Buradan çıkmak kolay olmayacağını bilsem de kendimden emin adımlarla kapıya ilerledi. Bir an önce buradan uzaklaşmak istiyordum.
“Dışarıya bensiz çıkamazsın, Elisa.”
Savcının sesi artık kulaklarımı tırmalıyordu. Katlanamıyordum ona.
“Çıktığın an fakülteden atılmanı sağlamam iki saniyemi almaz. Değil hukuk dünyasında hiçbir kapıda iş bulamazsın, ablanın evine dönmek durumunda kaldığında onun yaşadığı pis hayatın en beterini yaşarsın.”
“Seninle yaşamaktan iyidir.”
“Onursuz bir hayatı mı seçiyorsun?”
“Evet.”
Hızla üzerime gelip kolumu tuttuğunda, “O zaman onlardan bir farkın kalmaz,” diyerek bağırdı.
Kolumu elinin arasından almaya çalıştım alamadım.
“Dokunma bana!”
“Onlar gibi mi olmak istiyorsun sen de!”
“Sana ne!”
“Bana bak, buradan birlikte çıkıp evimize gideceğiz.

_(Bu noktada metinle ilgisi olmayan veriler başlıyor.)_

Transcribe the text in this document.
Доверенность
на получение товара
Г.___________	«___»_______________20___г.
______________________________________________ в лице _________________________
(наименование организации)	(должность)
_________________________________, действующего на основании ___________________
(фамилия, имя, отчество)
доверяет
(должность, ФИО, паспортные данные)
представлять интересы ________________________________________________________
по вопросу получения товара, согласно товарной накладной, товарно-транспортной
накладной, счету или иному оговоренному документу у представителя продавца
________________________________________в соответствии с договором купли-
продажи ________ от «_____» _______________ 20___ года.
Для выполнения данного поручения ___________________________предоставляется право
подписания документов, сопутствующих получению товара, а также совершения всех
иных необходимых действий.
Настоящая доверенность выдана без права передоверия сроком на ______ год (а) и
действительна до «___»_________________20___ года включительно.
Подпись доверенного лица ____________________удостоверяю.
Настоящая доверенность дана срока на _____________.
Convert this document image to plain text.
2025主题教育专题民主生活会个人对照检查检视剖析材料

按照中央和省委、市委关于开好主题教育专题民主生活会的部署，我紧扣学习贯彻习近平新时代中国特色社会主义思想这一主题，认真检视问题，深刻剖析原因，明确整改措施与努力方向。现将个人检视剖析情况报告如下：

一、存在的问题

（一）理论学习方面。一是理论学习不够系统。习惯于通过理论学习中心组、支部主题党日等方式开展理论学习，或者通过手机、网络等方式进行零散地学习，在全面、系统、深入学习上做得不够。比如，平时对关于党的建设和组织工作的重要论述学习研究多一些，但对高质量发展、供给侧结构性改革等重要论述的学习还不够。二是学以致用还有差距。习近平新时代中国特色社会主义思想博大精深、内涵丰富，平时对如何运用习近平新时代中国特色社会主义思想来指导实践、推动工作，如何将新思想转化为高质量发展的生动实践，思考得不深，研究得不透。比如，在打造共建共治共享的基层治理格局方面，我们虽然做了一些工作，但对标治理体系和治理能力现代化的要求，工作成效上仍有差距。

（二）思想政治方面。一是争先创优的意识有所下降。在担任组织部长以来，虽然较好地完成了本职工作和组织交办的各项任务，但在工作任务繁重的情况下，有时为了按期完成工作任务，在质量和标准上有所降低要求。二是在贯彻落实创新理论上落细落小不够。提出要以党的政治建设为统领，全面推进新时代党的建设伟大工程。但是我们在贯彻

Bu evlilik oyun değil gerçek bir evlilik.”
Kahkaha atıp, “Sen kafayı yemişsin,” dedim. “Bana âşık mı oldun savcı? Neyin ısrarı bu?”
Gözleri alev alev yanıyordu. İçim acıdan kavrulsa da dudaklarımdaki sinsi gülüşle onu baştan aşağı süzdüm.
“Tipim değilsin savcı, annen için bu evliliği kabul etmiştim ama artık bunun bir önemi yok. Beni istersen şikâyet et, istersen pisliğin içine sok umurumda değil.”
Kolumu hafifçe sıktığında gözlerimi gözlerinden çekmedim.
“Eve gidiyoruz.”
“Değil eve seninle şuradan şuraya gitmem.”
“Ee yeter be! Oğlum niye yalvarıyorsun şuna, açalım soruşturmayı tıkalım içeriye. Tek karı bu lan?”
“Volkan, seni bir daha uyarmayacağım!”
Arkamı döndüğüm an bedenimi kendine çekti.
“Bırak beni!”
“Bırakmayacağımı ikimiz de biliyoruz.”
“Sevilay yardım çağır.”
“Ortalık kızışıyor, ben en iyisi uzaklaşayım,” diyen Zafer kapıya doğru süzüldü.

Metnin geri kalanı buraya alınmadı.